Sobre o tema da redação do ENEM 2017: “Desafios para a formação educacional de surdos no Brasil”

A educação de surdos no Brasil faz parte dos sérios problemas que a sociedade enfrenta. Infelizmente, muitos percorrem todo período de escolarização sofrendo bullying e sem aprender o mínimo do proposto pelo currículo básico brasileiro. Para o professor Rafael Dias Silva, que se dedica ao projeto Libras na Ciência, ensinando deficientes auditivos por meio da língua de sinais, as reações negativas sobre a prova de redação do ENEM, realizada no ultimo domingo, refletem o momento atual de nossa sociedade, que não garante acessibilidade e inclusão. O professor discorda que os alunos do Ensino Médio tenham dificuldades na elaboração de um texto argumentativo com este tema, pois a grande maioria dos alunos que prestam o ENEM são alunos de escola pública e já conhecem realidade dos alunos de inclusão.Infelizmente, muitas escolas não possuem tradutores intérpretes e, por consequência, os professores não conseguem fazer um trabalho didático-pedagógico ainda mais dedicado com os alunos surdos.

Para Silva, esses jovens ainda estão invisíveis no processo educacional brasileiro. Com a necessidade de cobrar o poder público para que muitas leis saiam do papel, o tema do ENEM se legitima a comemoração da comunidade surda, que há mais de 30 anos ela vem luta para conquistar o direto à educação.
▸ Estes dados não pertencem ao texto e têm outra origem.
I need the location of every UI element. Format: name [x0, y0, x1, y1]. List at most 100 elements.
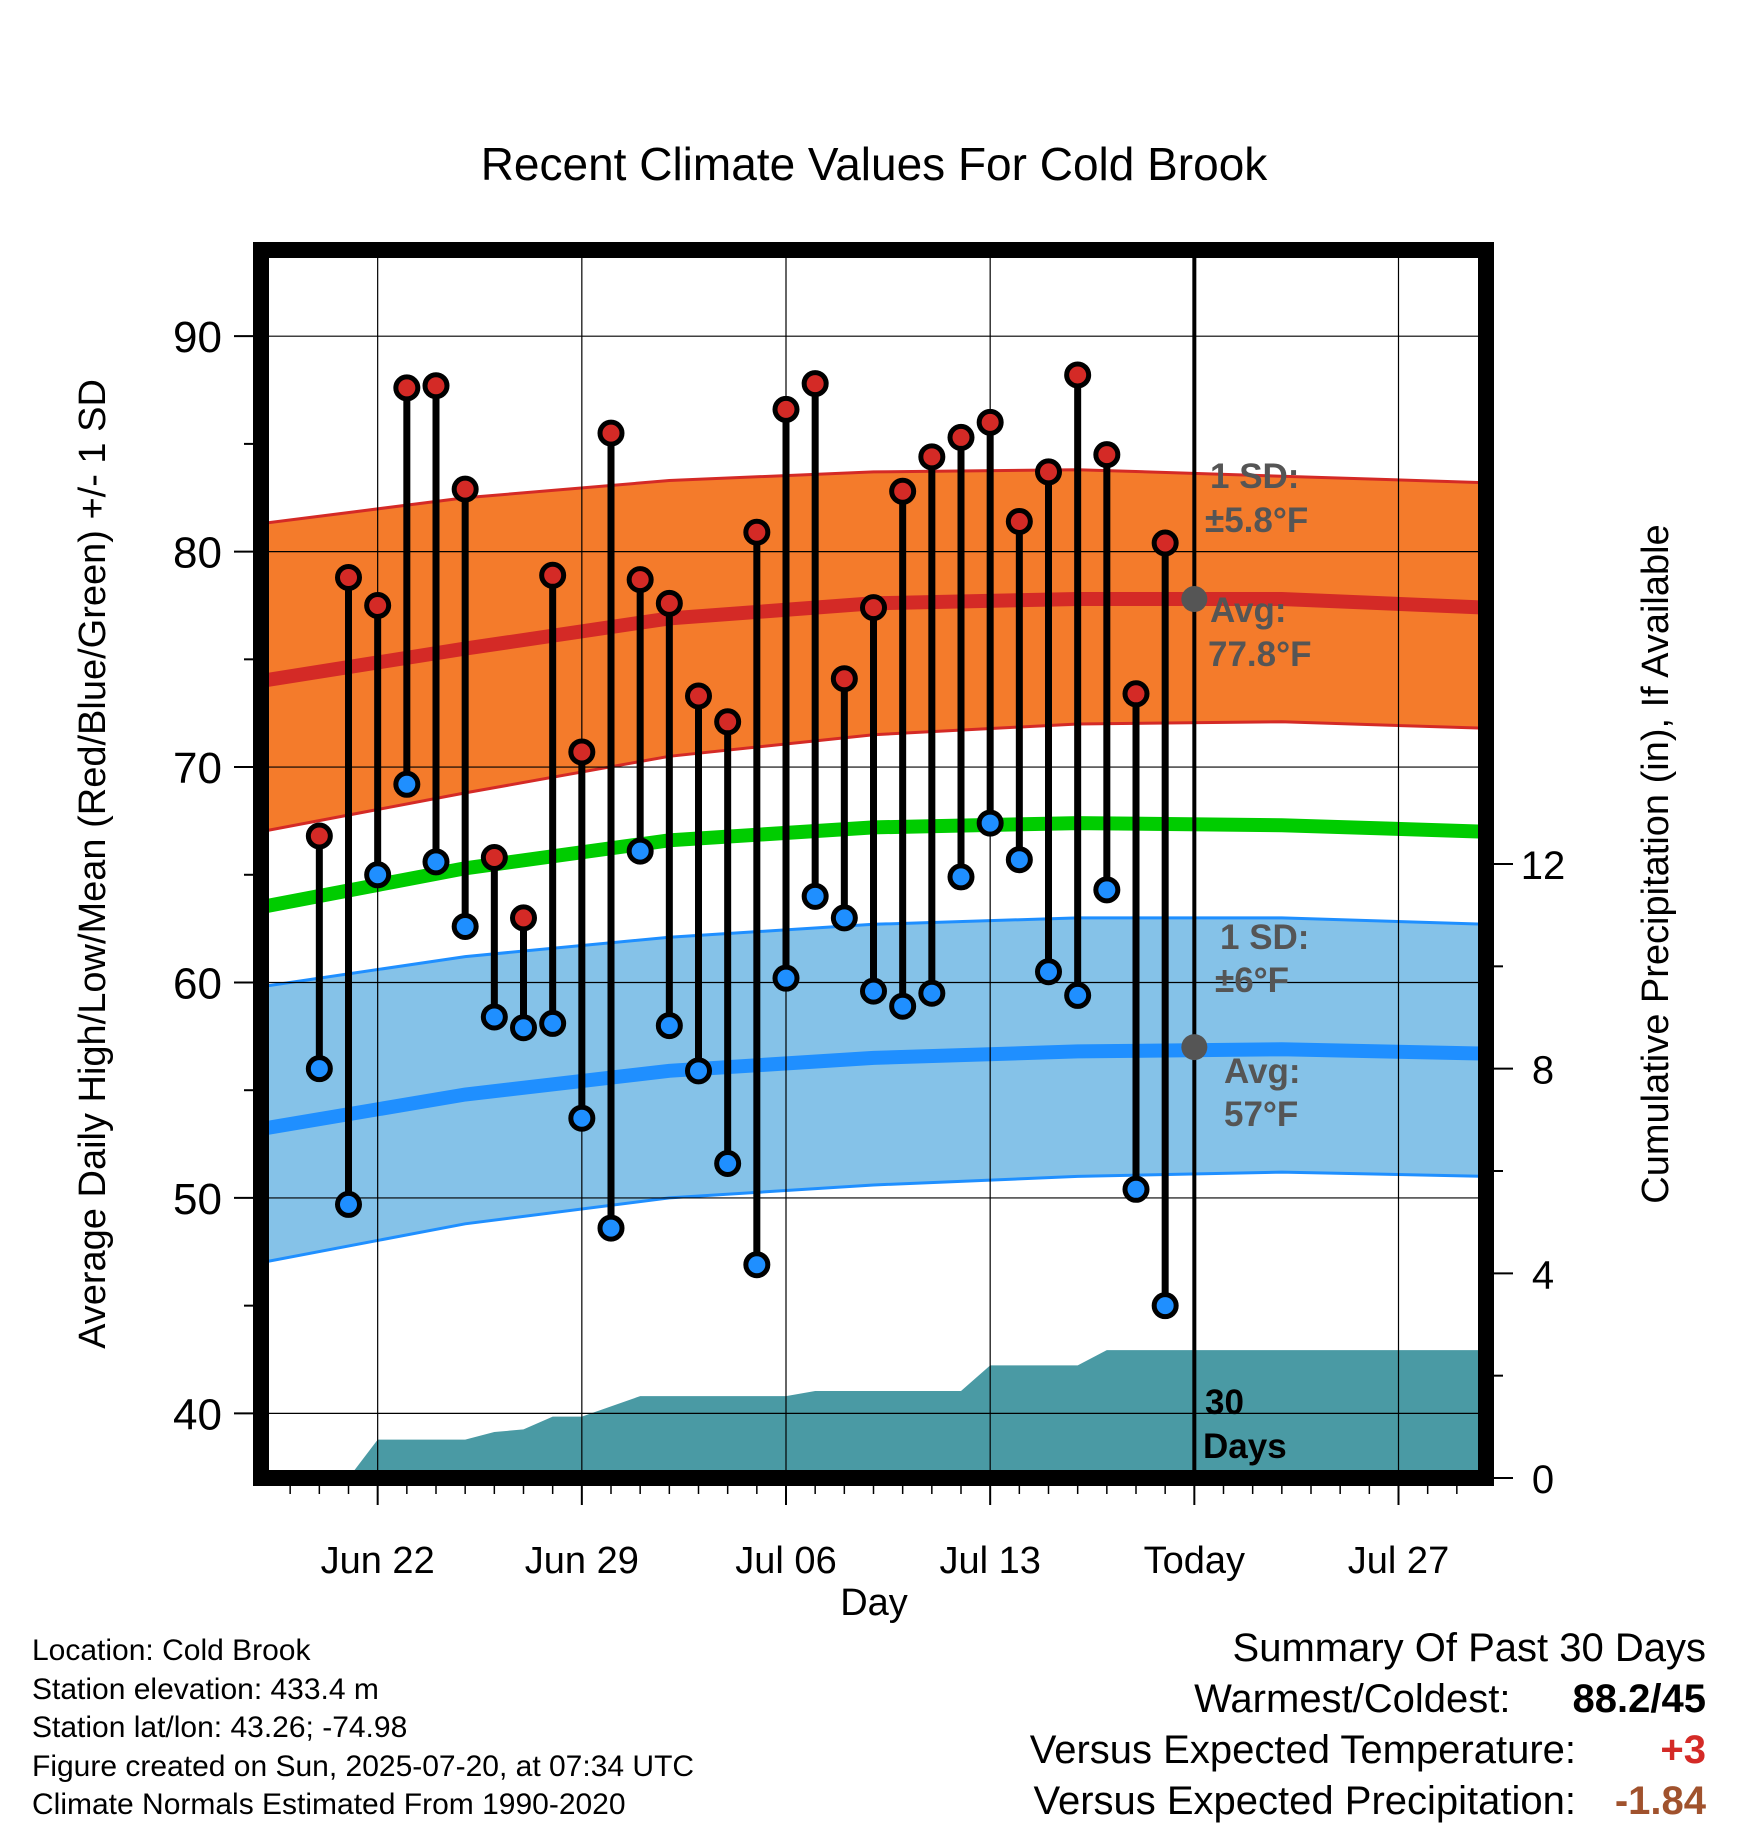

Segundo o IBGE, o Brasil conta com uma população de mais 10 milhões de deficientes auditivos.  Em uma aplicação experimental da prova para alunos surdos, as questões do teste são disponibilizadas em LIBRAS, fruto de uma parceria com a Universidade Federal de Santa Catarina (UFSC).

Sobre o professor Rafael Dias Silva:

Graduado em Ciências da Natureza pela Universidade Cidade de São Paulo (USP), formou-se em Libras, pela Federação Nacional de Educação e Integração dos Surdos FENEIS, conta com o título de Pesquisador e Especialista em Educação de Surdos, leciona na USP dentro do programa Habitat de Inovação Tecnológica e Social – HABITS e atualmente é mestrando em Educação voltado para a formação de professores na área de educação inclusiva. Toda essa formação permite que o professor Rafael Silva dedique-se a um grande projeto: a Libras na Ciência, que ensina deficientes auditivos por meio da língua de sinais. Desde agosto desse ano,  mantém uma turma de 18 alunos em um curso pré-vestibular realizado, todos os sábados, na Escola Estadual Dom Maria Ogno, na Vila Matilde, zona leste de São Paulo. A iniciativa é inédita, promovida por meio da parceria com a Secretaria de Educação do Estado de São Paulo, via Diretoria de Ensino Leste 1, Habits-USP LESTE e outros parceiros, reúne estudantes bastante dedicados e entusiasmados com a oportunidade de prestar o ENEM pela primeira vez.